In order to do unsupervised learning, in the early days of OpenAI, they thought that compression could lead to this path. They then discovered that "predicting the next token" is exactly what unsupervised learning can pursue, and realized that prediction is compression. This is also one of the key ideas behind the success of ChatGPT.

They achieve data compression by continuously training an autoregressive generative model, which, if the data is compressed well enough, can extract all the hidden information present in it. In this way, the GPT model can accurately predict the next word, and the accuracy of text generation will be higher.

Recently, OpenAI co-founder and chief scientist Ilya Sutskever proposed in a speech at UC Berkeley that he hopes to explain unsupervised learning problems through a compressed perspective. However, it is worth mentioning that he pointed out that the GPT model can also be understood without the concept of compression.

(The following content is compiled and released by OneFlow, please contact for authorization for reprinting. https://simons.berkeley.edu/talks/ilya-sutskever-openai-2023-08-14)

Source | Simons Institute

OneFlow compilation

Translation｜Wan Zilin, Yang Ting

A while ago, I shifted my research focus to the field of AI alignment , and there are some really good results, but it will take time. This time, I want to share some ideas I got at OpenAI since 2016, which deeply influenced the way I think about unsupervised learning. Some of these ideas may seem very simple, but not all of them are easy to solve, and some of them may interest you.

Unsupervised Learning Theory

Before discussing unsupervised learning, we need to clarify the general concept of learning. What is study? Why is learning useful? Why can computers learn? While we take for granted that neural networks learn, how do they learn, mathematically? Why can machine learning models capture data patterns? This is not a simple question.

In the field of machine learning, an important conceptual breakthrough was made many years ago, namely the discovery and formalization of supervised learning, which was done by multiple researchers.

supervised learning

Supervised learning, also known as reverse learning or statistical learning theory, has the advantage of providing explicit mathematical conditions for successful learning. When you take part of the data distribution and successfully achieve low training loss, and the model degrees of freedom parameter is smaller than the size of the training set, then you can achieve low test error on the test set.
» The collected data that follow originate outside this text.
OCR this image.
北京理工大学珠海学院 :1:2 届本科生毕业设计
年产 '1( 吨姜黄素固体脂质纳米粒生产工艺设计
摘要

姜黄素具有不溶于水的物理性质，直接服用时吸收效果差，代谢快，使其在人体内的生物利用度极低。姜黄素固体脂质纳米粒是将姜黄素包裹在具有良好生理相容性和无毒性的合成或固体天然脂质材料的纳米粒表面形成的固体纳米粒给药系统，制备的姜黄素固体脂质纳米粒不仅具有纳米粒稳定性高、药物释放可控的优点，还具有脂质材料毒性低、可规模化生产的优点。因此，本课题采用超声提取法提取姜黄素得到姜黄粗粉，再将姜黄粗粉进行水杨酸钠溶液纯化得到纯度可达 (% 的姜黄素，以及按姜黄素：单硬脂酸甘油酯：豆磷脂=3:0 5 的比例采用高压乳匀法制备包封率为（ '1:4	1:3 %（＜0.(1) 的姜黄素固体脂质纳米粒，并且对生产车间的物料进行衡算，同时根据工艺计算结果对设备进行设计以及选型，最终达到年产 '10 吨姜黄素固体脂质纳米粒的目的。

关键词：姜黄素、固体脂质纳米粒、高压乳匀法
Therefore, if you find a function in the function class that achieves a low training error, learning will be successful. This is why supervised learning is relatively easy compared to other methods.

Most of the theorems involved in supervised learning are very simple. Some of the simple mathematical reasoning involved can explain the theory of supervised learning with only three lines of theorems. Relatively speaking, it is very easy to understand.
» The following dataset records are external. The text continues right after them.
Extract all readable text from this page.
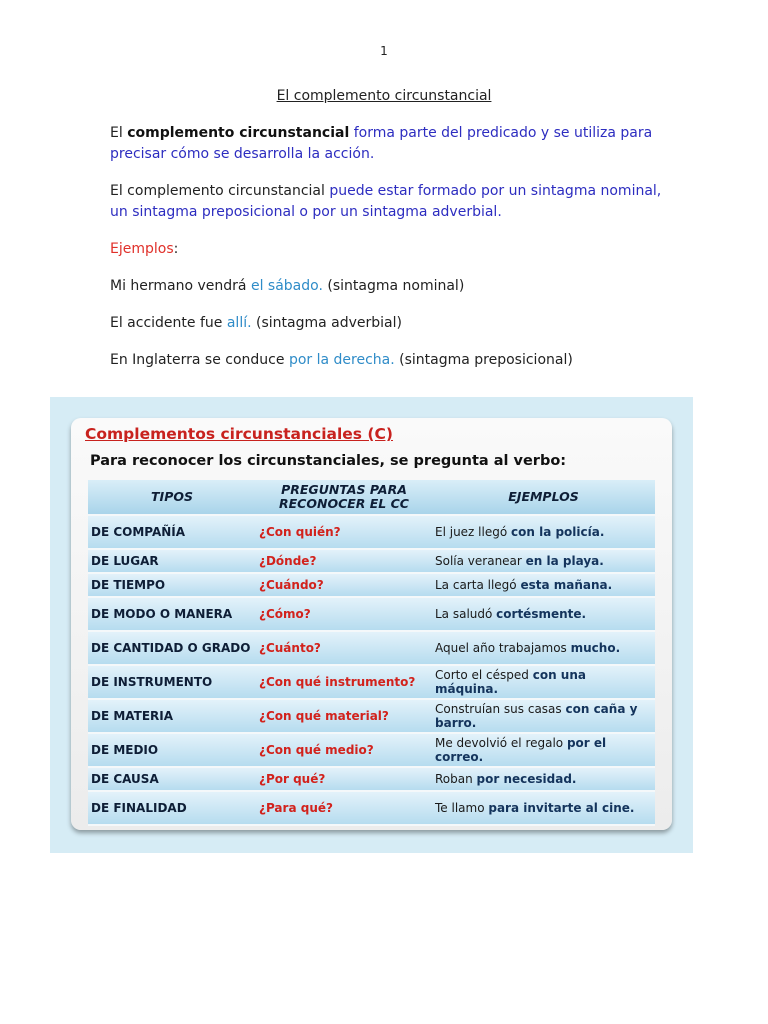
1
El complemento circunstancial

El complemento circunstancial forma parte del predicado y se utiliza para precisar cómo se desarrolla la acción.

El complemento circunstancial puede estar formado por un sintagma nominal, un sintagma preposicional o por un sintagma adverbial.

Ejemplos:

Mi hermano vendrá el sábado. (sintagma nominal)

El accidente fue allí. (sintagma adverbial)

En Inglaterra se conduce por la derecha. (sintagma preposicional)

Complementos circunstanciales (C)

Para reconocer los circunstanciales, se pregunta al verbo:

TIPOS	PREGUNTAS PARA RECONOCER EL CC	EJEMPLOS
DE COMPAÑÍA	¿Con quién?	El juez llegó con la policía.
DE LUGAR	¿Dónde?	Solía veranear en la playa.
DE TIEMPO	¿Cuándo?	La carta llegó esta mañana.
DE MODO O MANERA	¿Cómo?	La saludó cortésmente.
DE CANTIDAD O GRADO	¿Cuánto?	Aquel año trabajamos mucho.
DE INSTRUMENTO	¿Con qué instrumento?	Corto el césped con una máquina.
DE MATERIA	¿Con qué material?	Construían sus casas con caña y barro.
DE MEDIO	¿Con qué medio?	Me devolvió el regalo por el correo.
DE CAUSA	¿Por qué?	Roban por necesidad.
DE FINALIDAD	¿Para qué?	Te llamo para invitarte al cine.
So we know why it works, and as long as we continue to collect large supervised learning datasets, we can be sure that the performance of the model will continue to improve . At the same time, it is crucial that the test distribution and the training distribution must be consistent , only in this case, the theory of supervised learning can be useful.

We understand why supervised learning works, and why speech recognition, image classification, etc. can be achieved, they can all be attributed to supervised learning, and supervised learning has this mathematical guarantee, which is very good. For those who care about the VC dimension, much of the literature on statistical learning theory emphasizes the VC dimension as a key component, but in reality, the VC dimension is only there to allow the model to handle parameters with infinite precision.

If you have a linear classifier where every parameter has infinite precision, but in reality, all floating point numbers have finite precision, which keeps getting less accurate, and the number of functions a computer can actually perform is small, You can formulate this in the formula mentioned before, and you get almost all the optimal bounds that supervised learning can achieve. I think this is nice because the proof step only takes a few lines.

unsupervised learning

Next, let’s talk about unsupervised learning. Supervised learning is like you have some data, and then predict the label of unknown data based on these input data and labels. If the training error on these data is low, your training data size will exceed the degrees of freedom or parameters in the function class.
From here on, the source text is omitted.